In 1926 she enrolled in Royal Holloway College, London, intending to specialise in physics, but switched to mathematics in 1928. She turned down a place at Newnham College Cambridge as the scholarship to Royal Holloway was significantly more generous. During her schooling she was involved in the Choral Society and University Choir along with the Science Discussion Society.

Busbridge graduated in 1929 with first class honours and was the awarded the Sir John Lubbock Prize for best first class honours of all London University Colleges. She continued her education at Royal Holloway, earning a masters with distinction in mathematics in 1933.

==Career==
She began teaching as a demonstrator in mathematics at University College, London in 1933.

She moved to St Hugh's College Oxford in 1935 to teach mathematics alongside Dorothy Wrinch to undergraduates of five women's colleges. Influenced by Madge Adam and Harry Plaskett, she shifted her interest to applications of maths in astronomy and physics.

During the Second World War, her workload increased to take on the education of physicists and engineers at Oxford. Her workload was especially great - not only because other mathematicians at the university were called up for special war service - but also because women formed a higher percentage of the undergraduate population during the war years. She was appointed to a Fellowship of St Hugh's College, Oxford, in 1946 – the first women to be appointed to a college fellowship in mathematics.

In 1962, she was awarded a Doctor of Science degree by Oxford. She was also a Fellow of the Royal Astronomical Society.

She was president of the Mathematical Association for 1964.

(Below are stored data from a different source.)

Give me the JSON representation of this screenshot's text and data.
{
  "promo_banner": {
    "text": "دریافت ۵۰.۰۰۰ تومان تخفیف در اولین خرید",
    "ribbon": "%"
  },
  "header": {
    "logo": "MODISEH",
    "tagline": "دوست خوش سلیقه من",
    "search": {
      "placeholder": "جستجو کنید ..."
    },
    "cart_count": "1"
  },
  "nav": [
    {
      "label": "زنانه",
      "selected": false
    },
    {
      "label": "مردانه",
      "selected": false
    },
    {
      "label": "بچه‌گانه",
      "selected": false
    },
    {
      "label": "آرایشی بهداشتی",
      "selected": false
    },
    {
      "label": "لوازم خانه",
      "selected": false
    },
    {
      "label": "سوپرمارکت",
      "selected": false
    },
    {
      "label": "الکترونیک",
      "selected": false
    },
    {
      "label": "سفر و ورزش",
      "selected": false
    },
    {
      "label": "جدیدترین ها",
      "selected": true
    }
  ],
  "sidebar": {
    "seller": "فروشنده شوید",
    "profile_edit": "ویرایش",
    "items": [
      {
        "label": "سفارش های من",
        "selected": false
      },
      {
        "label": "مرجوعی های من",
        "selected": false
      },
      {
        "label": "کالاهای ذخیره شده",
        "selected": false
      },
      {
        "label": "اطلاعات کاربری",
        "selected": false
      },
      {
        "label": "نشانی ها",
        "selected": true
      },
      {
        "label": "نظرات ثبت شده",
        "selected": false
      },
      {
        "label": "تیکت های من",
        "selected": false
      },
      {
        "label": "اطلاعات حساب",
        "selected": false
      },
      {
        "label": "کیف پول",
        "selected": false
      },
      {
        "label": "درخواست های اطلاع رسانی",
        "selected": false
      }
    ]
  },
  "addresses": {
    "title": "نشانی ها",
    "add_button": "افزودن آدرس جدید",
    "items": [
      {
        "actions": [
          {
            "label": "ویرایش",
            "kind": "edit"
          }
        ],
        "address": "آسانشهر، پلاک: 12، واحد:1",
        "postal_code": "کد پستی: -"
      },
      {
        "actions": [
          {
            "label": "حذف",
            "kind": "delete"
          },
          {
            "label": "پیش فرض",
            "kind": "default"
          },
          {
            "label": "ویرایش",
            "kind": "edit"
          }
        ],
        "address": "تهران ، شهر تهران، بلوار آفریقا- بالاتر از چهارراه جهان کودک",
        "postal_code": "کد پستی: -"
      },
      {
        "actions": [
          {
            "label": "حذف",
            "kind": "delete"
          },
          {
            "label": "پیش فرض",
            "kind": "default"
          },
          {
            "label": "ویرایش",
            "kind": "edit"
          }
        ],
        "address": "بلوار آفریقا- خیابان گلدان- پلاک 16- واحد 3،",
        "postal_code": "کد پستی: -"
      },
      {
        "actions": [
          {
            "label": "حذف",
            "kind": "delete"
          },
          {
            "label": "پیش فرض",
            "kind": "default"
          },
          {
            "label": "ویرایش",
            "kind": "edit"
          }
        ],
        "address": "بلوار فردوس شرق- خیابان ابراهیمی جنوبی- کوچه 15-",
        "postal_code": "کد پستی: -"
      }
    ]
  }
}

Busbridge's work included integral equations and radiative transfer. She was highly regarded as a lecturer and tutor, attending to her students' educational and personal needs. She retired from Oxford in 1970, and became one of the early tutors and developers of courses at the Open University, teaching Lebesgue integration and tutoring complex analysis.

Ida Busbridge died on 27 December 1988. A funeral service was held on 9 January 1989 in the church in Keston, where her ashes were later interred, and a memorial service was held at St Hugh's College Oxford on 25 February 1989. The principal, Rachel Trickett, quoted Dorothy Wrinch in describing Ida Busbridge as ‘quite simply the best woman mathematician I’ve ever met: brilliant and yet so capable and unassuming’.

== Commemoration ==
In 1983, a former student made a donation of £280,000 to endow the Ida Busbridge fellowship in mathematics at St Hugh's.

Ida Busbridge's biography was published by the Oxford Dictionary of National Biography on 13 August 2020 as part of their collection of biographies of astronomers and mathematicians.